Hormone therapy

In 2 out of 3 cases, a laboratory analysis of the tumour reveals oestrogen receptors and/or progesterone receptors on the surface of cancer cells.

In such cases, these natural hormones can contribute to the stimulation of tumour growth. Similarly, external intake of these hormones by way of contraception or hormone replacement treatment is liable to stimulate cell proliferation and are these are therefore contraindicated.

As part of the cancer treatment, however, these receptors are therapeutic targets. In fact, these receptors can selectively capture other hormones that will have a “blocking”, anti-oestrogen,  progestogen effect.
This treatment will be all the more effective when expression of these receptors is strong.
Hormone therapy is therefore designed in various ways by modifying the patient’s hormonal environment:

  • before menopause: by suppressing hormone secretion (inducing anticipated menopause by monthly injections or by means of an ovariectomy) or by blocking receptors with an antihormone (tamoxifen)
  • after menopause: several drugs block receptors  (tamoxifen and aromatase inhibitors).

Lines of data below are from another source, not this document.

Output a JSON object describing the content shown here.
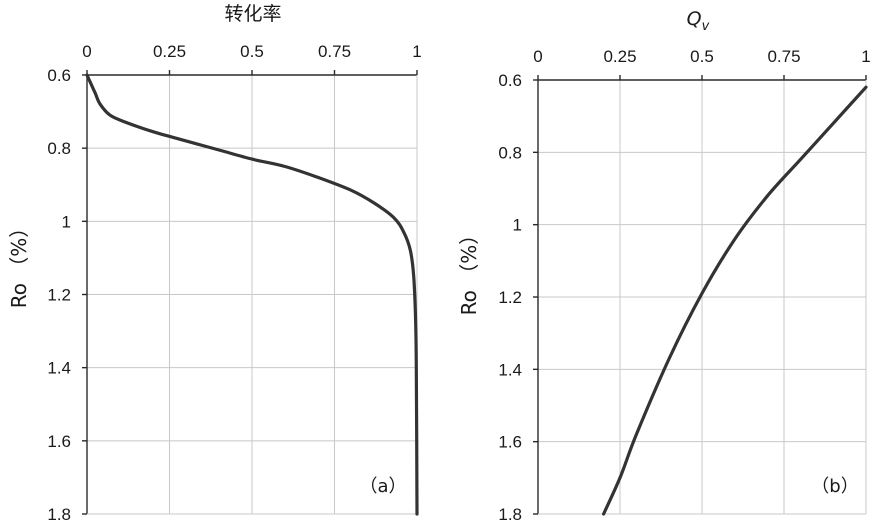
{
  "chart_data": [
    {
      "type": "line",
      "panel_label": "（a）",
      "title": "转化率",
      "xlabel": "",
      "ylabel": "Ro （%）",
      "xlim": [
        0,
        1
      ],
      "ylim": [
        0.6,
        1.8
      ],
      "y_inverted": true,
      "x_axis_position": "top",
      "grid": true,
      "x_ticks": [
        "0",
        "0.25",
        "0.5",
        "0.75",
        "1"
      ],
      "y_ticks": [
        "0.6",
        "0.8",
        "1",
        "1.2",
        "1.4",
        "1.6",
        "1.8"
      ],
      "series": [
        {
          "points": [
            {
              "x": 0.0,
              "y": 0.6
            },
            {
              "x": 0.01,
              "y": 0.62
            },
            {
              "x": 0.025,
              "y": 0.65
            },
            {
              "x": 0.04,
              "y": 0.68
            },
            {
              "x": 0.07,
              "y": 0.71
            },
            {
              "x": 0.12,
              "y": 0.73
            },
            {
              "x": 0.2,
              "y": 0.755
            },
            {
              "x": 0.3,
              "y": 0.78
            },
            {
              "x": 0.4,
              "y": 0.805
            },
            {
              "x": 0.5,
              "y": 0.83
            },
            {
              "x": 0.6,
              "y": 0.85
            },
            {
              "x": 0.7,
              "y": 0.88
            },
            {
              "x": 0.8,
              "y": 0.915
            },
            {
              "x": 0.87,
              "y": 0.95
            },
            {
              "x": 0.93,
              "y": 0.99
            },
            {
              "x": 0.96,
              "y": 1.03
            },
            {
              "x": 0.98,
              "y": 1.08
            },
            {
              "x": 0.99,
              "y": 1.15
            },
            {
              "x": 0.995,
              "y": 1.25
            },
            {
              "x": 0.998,
              "y": 1.4
            },
            {
              "x": 1.0,
              "y": 1.8
            }
          ]
        }
      ]
    },
    {
      "type": "line",
      "panel_label": "（b）",
      "title": "Q",
      "title_subscript": "v",
      "xlabel": "",
      "ylabel": "Ro （%）",
      "xlim": [
        0,
        1
      ],
      "ylim": [
        0.6,
        1.8
      ],
      "y_inverted": true,
      "x_axis_position": "top",
      "grid": true,
      "x_ticks": [
        "0",
        "0.25",
        "0.5",
        "0.75",
        "1"
      ],
      "y_ticks": [
        "0.6",
        "0.8",
        "1",
        "1.2",
        "1.4",
        "1.6",
        "1.8"
      ],
      "series": [
        {
          "points": [
            {
              "x": 1.0,
              "y": 0.62
            },
            {
              "x": 0.9,
              "y": 0.72
            },
            {
              "x": 0.8,
              "y": 0.82
            },
            {
              "x": 0.7,
              "y": 0.92
            },
            {
              "x": 0.6,
              "y": 1.04
            },
            {
              "x": 0.5,
              "y": 1.19
            },
            {
              "x": 0.4,
              "y": 1.37
            },
            {
              "x": 0.3,
              "y": 1.58
            },
            {
              "x": 0.25,
              "y": 1.7
            },
            {
              "x": 0.2,
              "y": 1.8
            }
          ]
        }
      ]
    }
  ]
}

Hormone therapy is effective in lowering the risk of recurrence, in the operated breast as well as in the other breast, or metastases; it is also useful in treating advanced cancer to the extent that it sufficiently expresses hormone receptors.

Hormone therapy can therefore, just like chemotherapy, be used at different phases of the cancer disease:

  1. as an adjuvant treatment, immediately after surgery or after chemotherapy if the latter was indicated; the treatment is normally given for 5 years;
  2. at times, as neoadjuvant treatment, prior to any treatment in order to limit the need for a surgical procedure; it is the treatment of choice for elderly persons;
  3. in situations where metastasis has occurred, if the disease is not overly aggressive or progressing too rapidly.

Targeted therapy

Increasingly, targeted therapy is becoming a part of our therapeutic targets with several types of tumours.

In the case of breast cancer in particular, in 15-20% of patients, tumour cells express the presence of c-erbB2/HER2 proteins in sufficient quantities, to which an immunological treatment, Herceptin (Trastuzumab), can be added along with chemotherapy. The presence of this protein is therefore an indispensable condition for prescribing it.
The treatment consists of a specific monoclonal antibody (herceptin) which attaches to this particular receptor on the surface of the cancer cells, c-erbB2/HER2.

This antibody is used in combination with chemotherapy after the operation (adjuvant) or on its own, and can also be helpful in cases of disease regression, when combined with certain chemotherapy products or used alone.

Use of this molecule calls for monitoring of cardiac function as it can be cardiotoxic, especially if combined with other products which expose to the very toxicity or certain risk factors specific to the patient.